Copyright © University of Cambridge. All rights reserved.

This problem builds on Consecutive Sums and invites you to explore how algebra can help with proof. If you are not familiar with the problem it would be good to look at that first.

12 can be made as a sum of consecutive numbers: 3 + 4 + 5.

15 can also be made as a sum of consecutive numbers in several ways, for example 7 + 8.

At first it seems that maybe any total could be made as a sum of consecutive numbers. However, after trying several possibilities, it doesn't seem as though we can make 16 in this way.

Every total from 17 to 31 can be made as a sum of consecutive numbers, until we reach 32.

Let's use algebra to explore why that is.

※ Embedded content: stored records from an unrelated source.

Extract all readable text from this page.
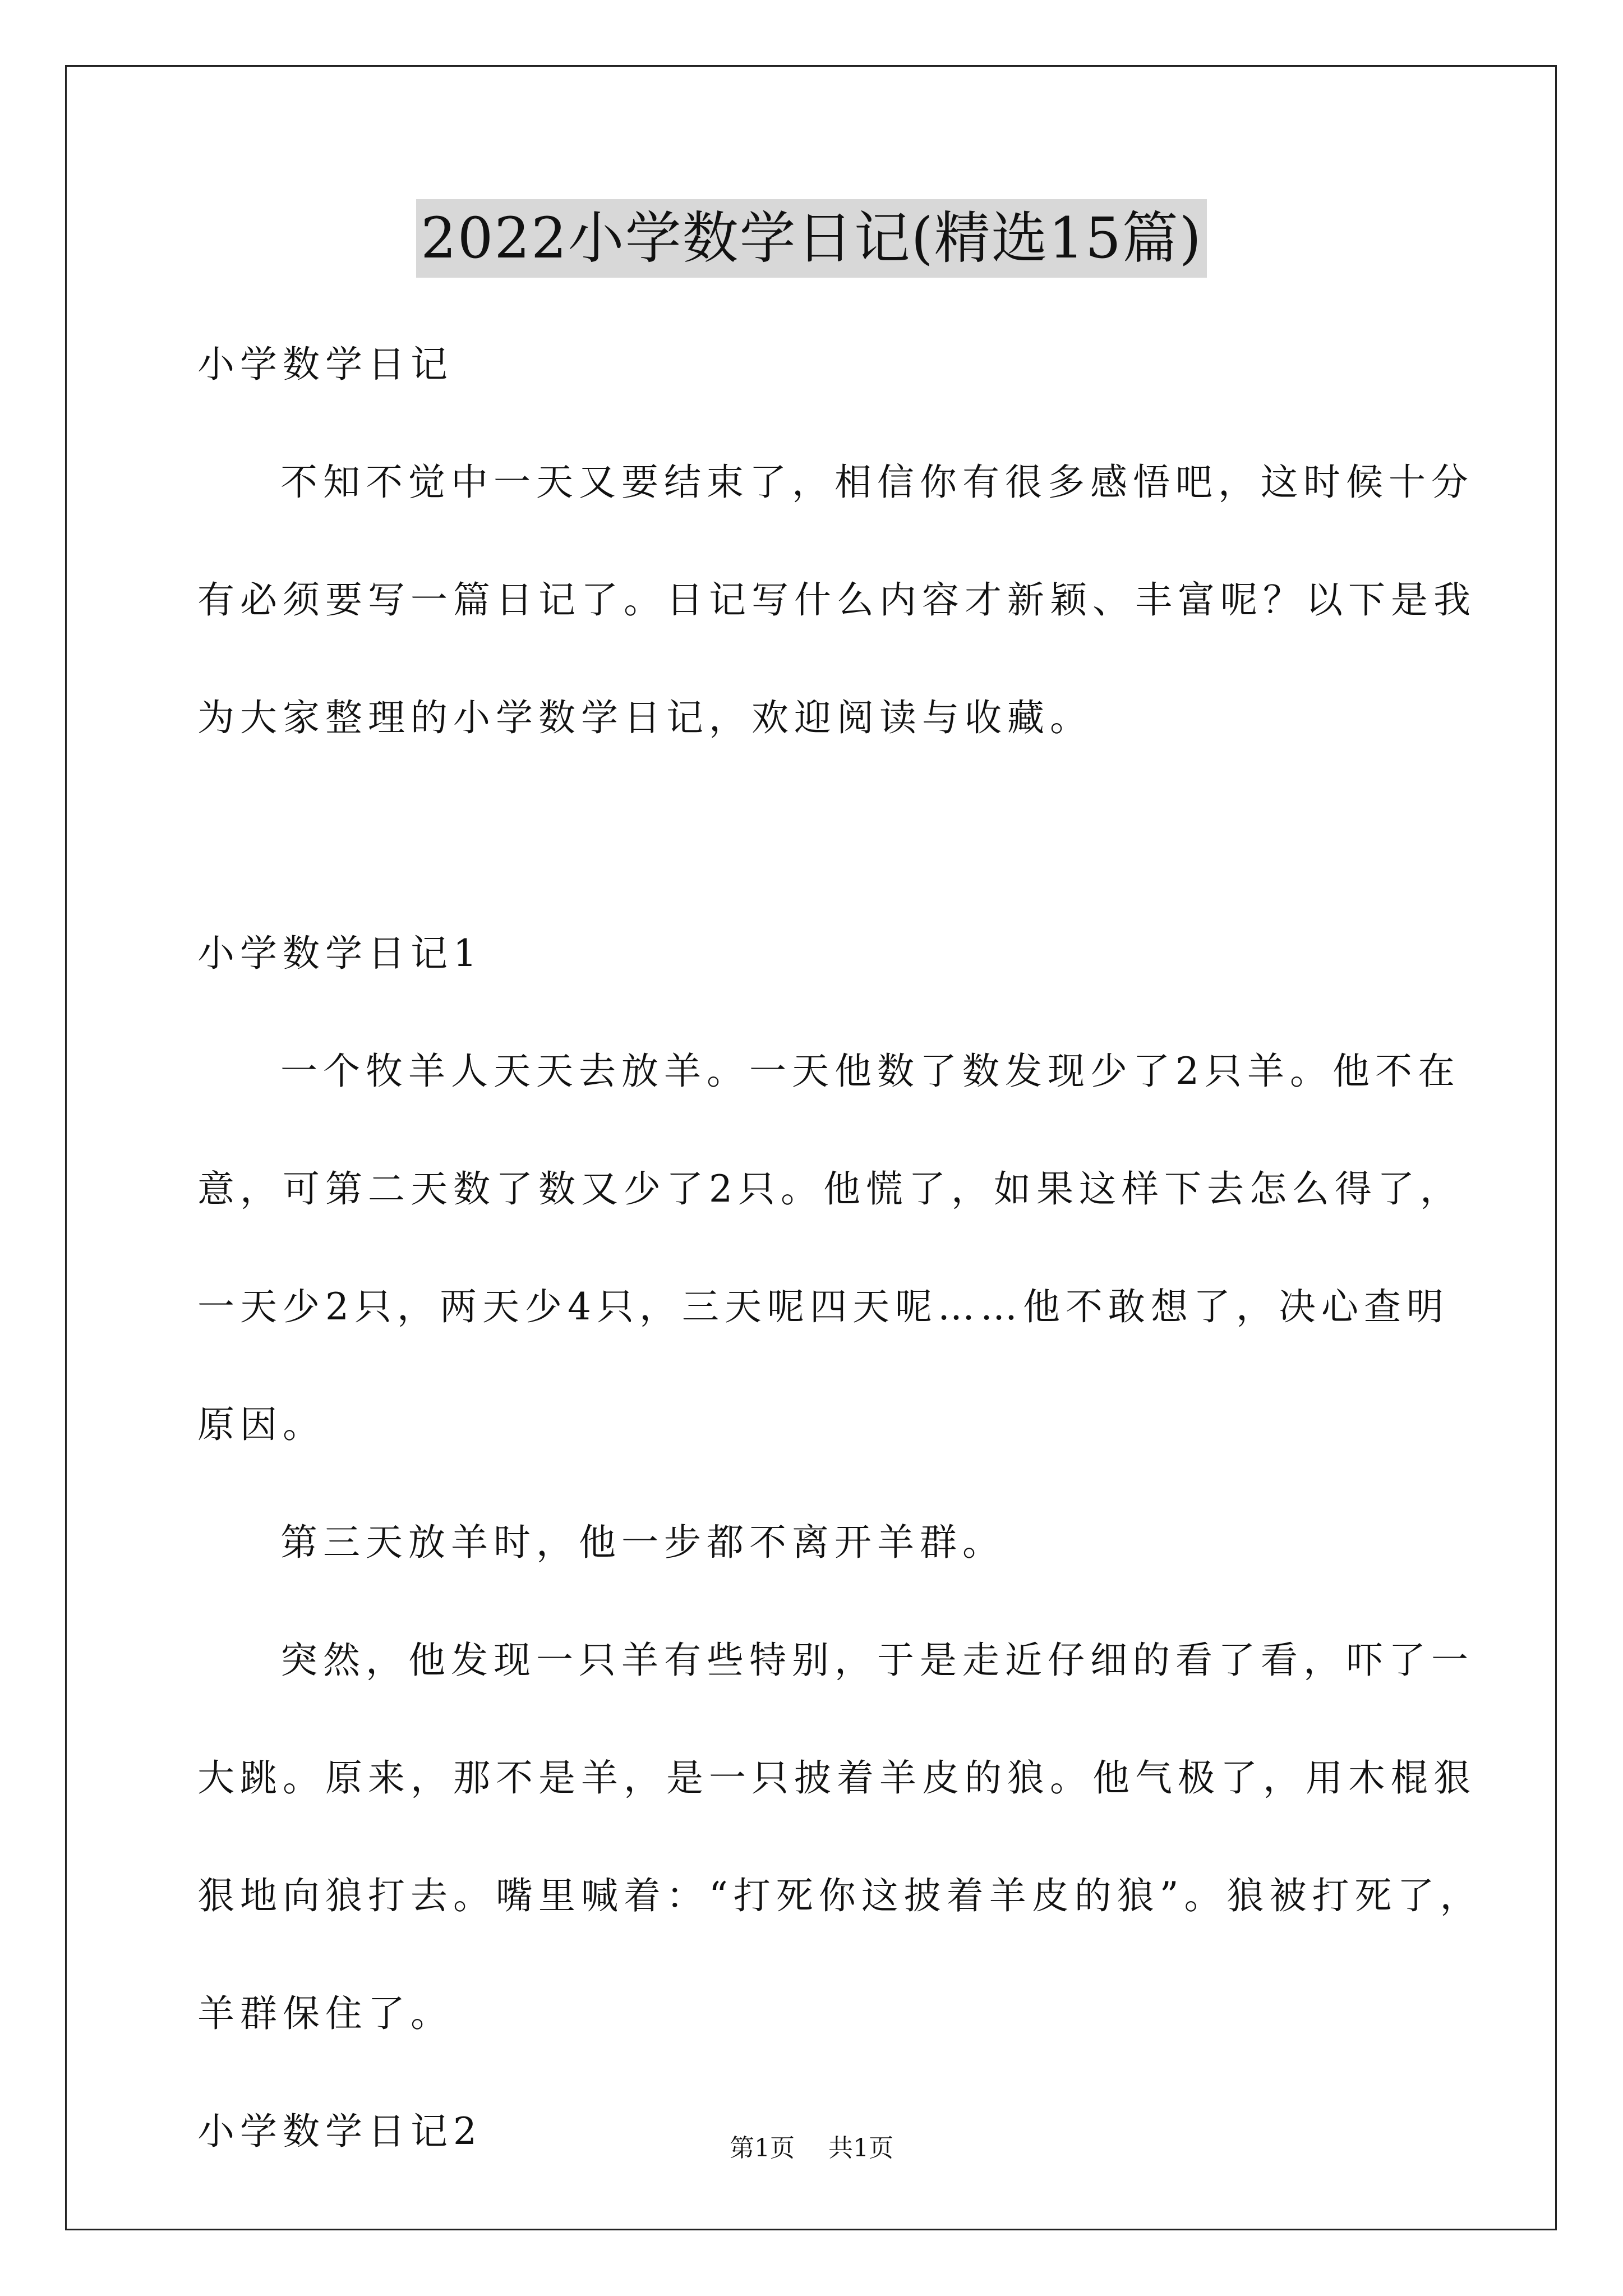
2022小学数学日记(精选15篇)

小学数学日记

不知不觉中一天又要结束了，相信你有很多感悟吧，这时候十分

有必须要写一篇日记了。日记写什么内容才新颖、丰富呢？以下是我

为大家整理的小学数学日记，欢迎阅读与收藏。

小学数学日记1

一个牧羊人天天去放羊。一天他数了数发现少了2只羊。他不在

意，可第二天数了数又少了2只。他慌了，如果这样下去怎么得了，

一天少2只，两天少4只，三天呢四天呢……他不敢想了，决心查明

原因。

第三天放羊时，他一步都不离开羊群。

突然，他发现一只羊有些特别，于是走近仔细的看了看，吓了一

大跳。原来，那不是羊，是一只披着羊皮的狼。他气极了，用木棍狠

狠地向狼打去。嘴里喊着：“打死你这披着羊皮的狼”。狼被打死了，

羊群保住了。

小学数学日记2	第1页 共1页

First : what is the sum of 7 consecutive numbers starting with
4?

There is a quick way to calculate consecutive sums. Do you
know it?

Take a look at the next image.

Take the set to be counted twice, the second time
inverted.

So the sum here $4+5+6+7+8+9+10= \frac{1}{2}\times (4+10)
\times 7$

Can you use this method to find the sum of 8 consecutive
numbers starting at10 ?

Here's a much longer run of consecutive numbers, can you find its sum : 10, 11, 12, . . . . . . . . . 79, 80?

What is the sum of n consecutive numbers starting at s ?

This might help you to use algebra to reason why 16 and 32 are impossible to create as the sum of consecutive numbers.

Can you make a general statement about numbers of that sort (powers of 2)?